What is heretical about the specific phrase "en duo physeon" ("in two natures" or "of two natures")?

I don't really want to come across as a guy that is trying to "proselytize" or "crusade against the "heresy of "monophysitism,"" but there are still some elements in me trying to understand what happened in Chalcedon with this controversy, that I'm having trouble wrapping my mind around.

And that is the staunch opposition of Dioscorus, and later Severus of Antioch and other Oriental saints, to this phrase, said phrase which was famously in the Chalcedonian Definition.

It seems that these proponents argue that this phrase "en duo physeon" seems to imply in of itself heterodoxy, that perhaps there is really no union of the two natures or that there are two hypostases of Christ.

However, in light of the fact that this specific term was used by Orthodox proponents before - Saint John Cassian and Saint Ambrose for example - and was even accepted as legitimately Orthodox by Saint Cyril in the Reunion of 433, why do Oriental Orthodox feel that this phrase was worthy of schism?

I think Severus argued that although there may be Saints even recent who used the term, the Nestorian controversy gave it a whole new meaning, as the phrase was routinely used by the Nestorians. However, how can this be a legitimate argument, in light of the fact that DURING the Nestorian controversy, Saint Cyril agreed to the idea that it's an acceptable expression of the Faith - as long as there is a recognition that the Natures are united together, while still retaining each others' properties, but inseparable; and a recognition that the Word is fully God and fully man after the Incarnation?

Comments

  • edited September 12
    That is, "of two natures" is recognized in the formula of 433, which seems to be synonymous with "in two natures."
  • edited September 12
    we’ll, are you asking if Severus’ argument is legitimate or asking what’s so bad about “in two natures”?
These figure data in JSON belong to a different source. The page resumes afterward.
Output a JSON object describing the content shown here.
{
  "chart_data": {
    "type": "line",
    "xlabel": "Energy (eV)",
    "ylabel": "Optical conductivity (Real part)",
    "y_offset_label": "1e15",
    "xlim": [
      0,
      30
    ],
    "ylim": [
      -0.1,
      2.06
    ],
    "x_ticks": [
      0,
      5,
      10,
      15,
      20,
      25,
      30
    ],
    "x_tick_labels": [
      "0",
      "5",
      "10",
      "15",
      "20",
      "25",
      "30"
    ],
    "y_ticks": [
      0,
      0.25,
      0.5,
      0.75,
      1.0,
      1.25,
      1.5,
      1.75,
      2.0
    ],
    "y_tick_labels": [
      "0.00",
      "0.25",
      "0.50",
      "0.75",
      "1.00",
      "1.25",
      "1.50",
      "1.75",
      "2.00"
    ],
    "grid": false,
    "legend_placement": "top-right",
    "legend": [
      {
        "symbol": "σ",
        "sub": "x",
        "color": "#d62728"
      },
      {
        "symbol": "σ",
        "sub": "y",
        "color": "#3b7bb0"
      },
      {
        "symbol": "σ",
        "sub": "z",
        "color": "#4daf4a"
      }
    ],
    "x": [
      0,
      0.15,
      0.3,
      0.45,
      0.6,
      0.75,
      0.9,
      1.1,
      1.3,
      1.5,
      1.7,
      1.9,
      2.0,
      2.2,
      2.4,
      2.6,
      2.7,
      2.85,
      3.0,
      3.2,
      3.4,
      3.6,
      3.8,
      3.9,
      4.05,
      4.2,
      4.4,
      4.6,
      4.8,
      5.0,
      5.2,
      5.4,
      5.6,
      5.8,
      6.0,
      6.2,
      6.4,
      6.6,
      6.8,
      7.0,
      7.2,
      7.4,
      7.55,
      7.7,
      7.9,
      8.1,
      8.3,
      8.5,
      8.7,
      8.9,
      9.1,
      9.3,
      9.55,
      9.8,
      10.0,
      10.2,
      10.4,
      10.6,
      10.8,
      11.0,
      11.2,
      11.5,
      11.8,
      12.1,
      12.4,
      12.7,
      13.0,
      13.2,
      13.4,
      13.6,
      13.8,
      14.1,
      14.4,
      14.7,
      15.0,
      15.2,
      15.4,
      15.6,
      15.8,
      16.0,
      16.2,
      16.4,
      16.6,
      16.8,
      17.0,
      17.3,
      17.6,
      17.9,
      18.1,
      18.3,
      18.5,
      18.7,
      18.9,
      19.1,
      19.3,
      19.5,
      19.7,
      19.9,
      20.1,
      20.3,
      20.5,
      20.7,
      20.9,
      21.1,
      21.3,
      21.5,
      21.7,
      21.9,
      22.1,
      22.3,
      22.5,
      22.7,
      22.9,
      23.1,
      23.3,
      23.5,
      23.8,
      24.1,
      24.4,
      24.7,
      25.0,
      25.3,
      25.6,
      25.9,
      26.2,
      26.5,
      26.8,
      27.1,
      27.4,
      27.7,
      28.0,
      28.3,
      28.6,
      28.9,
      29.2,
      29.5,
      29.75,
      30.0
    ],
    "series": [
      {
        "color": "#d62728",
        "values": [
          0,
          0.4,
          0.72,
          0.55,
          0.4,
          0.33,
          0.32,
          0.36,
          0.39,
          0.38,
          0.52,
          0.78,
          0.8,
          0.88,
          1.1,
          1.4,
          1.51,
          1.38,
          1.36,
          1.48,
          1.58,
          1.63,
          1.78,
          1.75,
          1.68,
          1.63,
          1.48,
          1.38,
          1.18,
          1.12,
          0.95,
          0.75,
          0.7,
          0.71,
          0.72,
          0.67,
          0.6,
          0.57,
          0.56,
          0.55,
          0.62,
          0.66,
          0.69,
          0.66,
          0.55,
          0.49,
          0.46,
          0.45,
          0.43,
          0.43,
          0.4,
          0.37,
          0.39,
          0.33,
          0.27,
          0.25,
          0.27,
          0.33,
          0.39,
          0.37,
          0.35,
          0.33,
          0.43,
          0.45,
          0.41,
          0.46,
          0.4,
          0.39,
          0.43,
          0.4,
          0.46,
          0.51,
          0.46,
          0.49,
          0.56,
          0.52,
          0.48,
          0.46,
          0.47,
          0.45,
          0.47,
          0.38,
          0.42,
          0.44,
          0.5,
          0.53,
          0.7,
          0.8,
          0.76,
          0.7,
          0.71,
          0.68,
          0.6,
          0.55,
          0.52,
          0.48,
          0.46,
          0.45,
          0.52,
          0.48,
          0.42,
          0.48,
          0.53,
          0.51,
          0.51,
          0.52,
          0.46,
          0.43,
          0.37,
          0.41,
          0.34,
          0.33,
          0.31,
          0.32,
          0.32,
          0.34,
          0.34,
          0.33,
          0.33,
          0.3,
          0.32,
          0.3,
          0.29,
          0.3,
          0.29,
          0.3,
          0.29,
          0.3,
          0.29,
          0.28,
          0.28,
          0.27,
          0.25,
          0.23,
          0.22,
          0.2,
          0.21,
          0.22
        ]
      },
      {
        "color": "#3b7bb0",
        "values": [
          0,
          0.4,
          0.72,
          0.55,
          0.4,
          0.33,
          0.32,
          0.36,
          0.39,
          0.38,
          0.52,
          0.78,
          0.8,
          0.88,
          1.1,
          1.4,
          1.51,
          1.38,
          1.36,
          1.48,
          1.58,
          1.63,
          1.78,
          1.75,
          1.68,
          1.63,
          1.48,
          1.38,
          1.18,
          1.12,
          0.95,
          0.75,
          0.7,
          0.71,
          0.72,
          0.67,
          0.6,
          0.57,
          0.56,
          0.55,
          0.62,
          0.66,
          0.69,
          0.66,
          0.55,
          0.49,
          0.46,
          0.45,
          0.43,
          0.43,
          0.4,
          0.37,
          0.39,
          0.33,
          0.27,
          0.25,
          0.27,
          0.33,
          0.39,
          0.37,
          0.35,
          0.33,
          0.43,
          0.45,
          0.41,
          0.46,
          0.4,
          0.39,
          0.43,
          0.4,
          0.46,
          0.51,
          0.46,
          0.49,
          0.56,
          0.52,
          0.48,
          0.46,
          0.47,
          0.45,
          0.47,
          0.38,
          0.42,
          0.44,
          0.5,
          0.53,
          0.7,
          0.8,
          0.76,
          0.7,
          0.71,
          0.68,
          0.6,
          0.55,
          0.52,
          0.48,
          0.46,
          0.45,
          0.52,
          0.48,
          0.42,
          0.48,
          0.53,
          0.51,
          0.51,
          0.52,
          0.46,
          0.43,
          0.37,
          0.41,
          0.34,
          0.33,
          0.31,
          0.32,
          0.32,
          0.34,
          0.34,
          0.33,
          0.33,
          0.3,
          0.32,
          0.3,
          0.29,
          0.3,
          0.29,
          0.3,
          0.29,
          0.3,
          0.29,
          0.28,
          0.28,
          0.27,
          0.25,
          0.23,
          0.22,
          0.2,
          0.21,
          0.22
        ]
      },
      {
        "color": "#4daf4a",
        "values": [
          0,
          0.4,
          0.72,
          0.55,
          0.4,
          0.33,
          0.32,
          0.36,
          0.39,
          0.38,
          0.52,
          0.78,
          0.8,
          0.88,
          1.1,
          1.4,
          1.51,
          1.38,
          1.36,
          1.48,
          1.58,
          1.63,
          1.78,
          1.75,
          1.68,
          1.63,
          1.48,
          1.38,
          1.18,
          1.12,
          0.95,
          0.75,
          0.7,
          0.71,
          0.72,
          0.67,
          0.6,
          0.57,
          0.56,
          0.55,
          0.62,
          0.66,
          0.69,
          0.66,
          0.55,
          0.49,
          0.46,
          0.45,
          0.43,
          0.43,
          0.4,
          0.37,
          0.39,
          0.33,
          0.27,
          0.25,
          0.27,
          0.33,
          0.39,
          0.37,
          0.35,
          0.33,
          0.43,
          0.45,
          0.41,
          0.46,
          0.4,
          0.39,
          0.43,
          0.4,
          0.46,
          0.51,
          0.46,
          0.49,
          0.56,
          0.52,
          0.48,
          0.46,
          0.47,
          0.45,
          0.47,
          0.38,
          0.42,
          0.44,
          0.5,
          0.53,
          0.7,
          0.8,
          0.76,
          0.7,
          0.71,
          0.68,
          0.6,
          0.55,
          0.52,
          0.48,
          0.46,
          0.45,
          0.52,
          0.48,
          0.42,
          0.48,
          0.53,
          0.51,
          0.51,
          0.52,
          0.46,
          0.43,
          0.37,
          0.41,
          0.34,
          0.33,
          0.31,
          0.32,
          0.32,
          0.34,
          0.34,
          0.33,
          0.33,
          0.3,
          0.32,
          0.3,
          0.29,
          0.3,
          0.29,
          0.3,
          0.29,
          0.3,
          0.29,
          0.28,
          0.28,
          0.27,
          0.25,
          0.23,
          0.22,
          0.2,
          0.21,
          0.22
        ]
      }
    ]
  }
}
    If you’re wondering if Severus’ argument is legitimate, then have you considered precedent in other areas like whether the Trinity is one or three hypostases?

    And “in” is not synonymous with “of” in the ancient world (and not today either for that matter).
  • edited September 12
    Both. Also, how are they not synonymous?

    I know that “ek” dyo physis (sorry don’t know Greek), which is a legitimate OO formula, is translated as “of Two Natures,” but the “of” here is different from what I mean. “Of” here means in the sense of origin, not composition.
    For example, “I’m a plumber who is of Brooklyn.”
    Considering that the purpose of the Formula of 433 was reunion with the Antiochians, wasn’t the “of” used here in reference to composition?
    And what is different from this compositional “of” and “en dyo physis”?

    If I’m missing something, I’d welcome an explanation.
  • Well, in the 5th century, it made all the difference. “Of” was rejected by Chalcedon as evident by the minutes that discussed the formula. So what you see as difference is not.

    “In” describes a strong distinction. Like One God in three persons. It may imply seperation at times, like there’s a little bit of love in the capulets and montagues. “Of” describes a composition, like this salad is made up of tomatoes and lettuce. It may imply confusion sometimes, like this alloy is a mingling of base metal and stainless steel.